So ist sexuelle Passion und »konvulsivische« Durchdringung unverkennbar das Grundthema von »Figuren am Strand«, wobei er hier wie in anderen der hier gezeigten Gemälde gleichzeitig seiner Vision von monumentalen Freiplastiken Ausdruck verleiht. Auch in den Bildern von badenden oder ballspielenden Frauen sowie den dramatischen Rettungsszenen, deren Protagonistinnen meist die an ihrem geradlinigen Profil erkennbare Marie-Thérèse sind, finden die erotischen Turbulenzen dieser Jahre und die Spannungen mit der Ehefrau Olga ihren Niederschlag. Offenkundig verband Picasso zeichenhaft die vorzügliche Schwimmerin Marie-Thérèse mit dem Element Wasser, denn: »Ich bemühe mich immer um Ähnlichkeit... Natur ist nur mit Hilfe von Zeichen in Malerei übersetzbar. Picasso badende mit ball 2. « (Picasso).
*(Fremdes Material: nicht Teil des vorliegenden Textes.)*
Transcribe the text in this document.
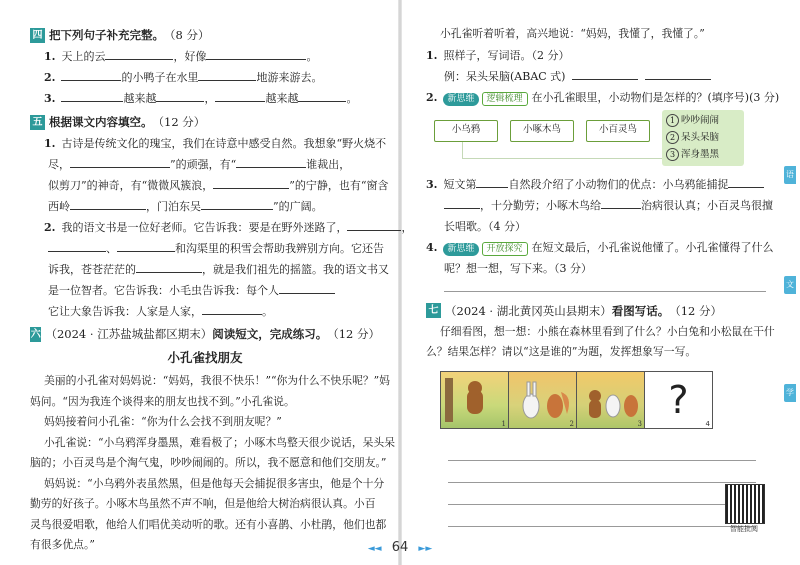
四 把下列句子补充完整。 （8 分）
1. 天上的云	，好像	。
2.	的小鸭子在水里	地游来游去。
3.	越来越	，	越来越	。
五 根据课文内容填空。 （12 分）
1. 古诗是传统文化的瑰宝，我们在诗意中感受自然。我想象“野火烧不
尽，	”的顽强，有“	谁裁出，
似剪刀”的神奇，有“微微风簇浪，	”的宁静，也有“窗含
西岭	，门泊东吴	”的广阔。
2. 我的语文书是一位好老师。它告诉我：要是在野外迷路了，	，
、	和沟渠里的积雪会帮助我辨别方向。它还告
诉我，苍苍茫茫的	，就是我们祖先的摇篮。我的语文书又
是一位智者。它告诉我：小毛虫告诉我：每个人
它让大象告诉我：人家是人家，	。
六 （2024 · 江苏盐城盐都区期末） 阅读短文，完成练习。 （12 分）
小孔雀找朋友
美丽的小孔雀对妈妈说：“妈妈，我很不快乐！”“你为什么不快乐呢？”妈
妈问。“因为我连个谈得来的朋友也找不到。”小孔雀说。
妈妈接着问小孔雀：“你为什么会找不到朋友呢？”
小孔雀说：“小乌鸦浑身墨黑，难看极了；小啄木鸟整天很少说话，呆头呆
脑的；小百灵鸟是个淘气鬼，吵吵闹闹的。所以，我不愿意和他们交朋友。”
妈妈说：“小乌鸦外表虽然黑，但是他每天会捕捉很多害虫，他是个十分
勤劳的好孩子。小啄木鸟虽然不声不响，但是他给大树治病很认真。小百
灵鸟很爱唱歌，他给人们唱优美动听的歌。还有小喜鹊、小杜鹃，他们也都
有很多优点。”
小孔雀听着听着，高兴地说：“妈妈，我懂了，我懂了。”
1. 照样子，写词语。（2 分）
例：呆头呆脑(ABAC 式)
2. 新思维 逻辑梳理 在小孔雀眼里，小动物们是怎样的？(填序号)(3 分)
小乌鸦	小啄木鸟	小百灵鸟
1 吵吵闹闹
2 呆头呆脑
3 浑身墨黑
3. 短文第	自然段介绍了小动物们的优点：小乌鸦能捕捉
，十分勤劳；小啄木鸟给	治病很认真；小百灵鸟很擅
长唱歌。（4 分）
4. 新思维 开放探究 在短文最后，小孔雀说他懂了。小孔雀懂得了什么
呢？想一想，写下来。（3 分）
七 （2024 · 湖北黄冈英山县期末） 看图写话。 （12 分）
仔细看图，想一想：小熊在森林里看到了什么？小白兔和小松鼠在干什
么？结果怎样？请以“这是谁的”为题，发挥想象写一写。
1	2	3
?
4
智能批阅
语
文
学
◄◄ 64 ►►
In den während der Krisenjahre 1936 und 1937 entstandenen Arbeiten ist zu verfolgen, wie die hybriden surrealistischen Formsynthesen zu inhaltsreichen Metaphern werden, die u. die Bedrohung der spanischen Küste im Bürgerkrieg symbolisieren können.
Picasso Badende Mit Ball Pool
Die Stuttgarter Gruppe der "Badenden" erhält übrigens eine zusätzliche Tragweite im Oeuvre durch die Vorstufen und die Varianten, die danach auf der Leinwand folgten: Es taucht ein Sprungbrett als wesentliches Element auf, das bei den Holzfiguren fehlt – diese wirken wie eine Gruppe zufällig zusammenstehender "Poseurs", während das Sprungbrett Assoziationen ans Balancehalten oder die Sorge ums Springen weckt. Hier sind Gedanken eines Mannes von 75 Jahren, der sich die sprühende Phantasie eines Kindes bewahrt, nein: erobert hat. Reproduktionsgemälde von Picasso Bather With Beach Ball. Ein weiterer Höhepunkt ist das berühmte Gemälde "Pansflöte" von 1923, das das Musée Picasso erstmals nach Deutschland entliehen hat (den Beziehungen der Kuratorin sei Dank! ). Und noch ein spannender Seitenpfad tut sich beim Betrachten der Bilder auf – den der Autobiografie: Natürlich lässt gerade der Badespaß, die Begegnung freizügiger Körper vor der Badekabine erotische Freiräume, die Picasso suchte und auslebte. Offensichtlich hatte die Stuttgarter Picasso-Schau Anlaufschwierigkeiten – die Besucherzahlen lagen im Sommer unterhalb der Erwartungen, dass man schon fragen muss, ob es zu viel Picasso im internationalen Ausstellungskarussell gibt.
Zugegeben: Die surrealistischen Bilder des Meisters in Basel sind spektakulär, in den Startlöchern stehen die Ausstellungsmacher in Baden-Baden mit ihrer Präsentation von Picassos Spätwerk, das schon wegen der erotischen Bezüge sein Publikum finden wird und in der Neuen Nationalgalerie in Berlin, die mit der Ausstellung "Pablo" den privaten Picasso thematisieren wird. Doch ist die Frage gar nicht so dringlich. So wie niemand Anstoß daran nimmt, dass es alljährlich zig Bücher über Thomas Mann (um nur ein Beispiel zu geben) gibt, Schiller- und Mozartjahre die Kulturheroen allgegenwärtig machen, ist es nur zu verständlich, dass einer der bedeutendsten Künstler des 20. Picasso badende mit ball pool. Jahrhundert vielfach gebrochen im öffentlichen Bewusstsein bleibt; und darüber hinaus hat der vielerorts zu beobachtende Museumstourismus auch seine Grenzen, sprich: nicht jeder wird nach Basel, Baden-Baden und nach Stuttgart fahren können. Das Faszinierende dieser Badenden in Stuttgart liegt darin, dass weniger eine Stilphase als eine Lebenshaltung vorgestellt wird.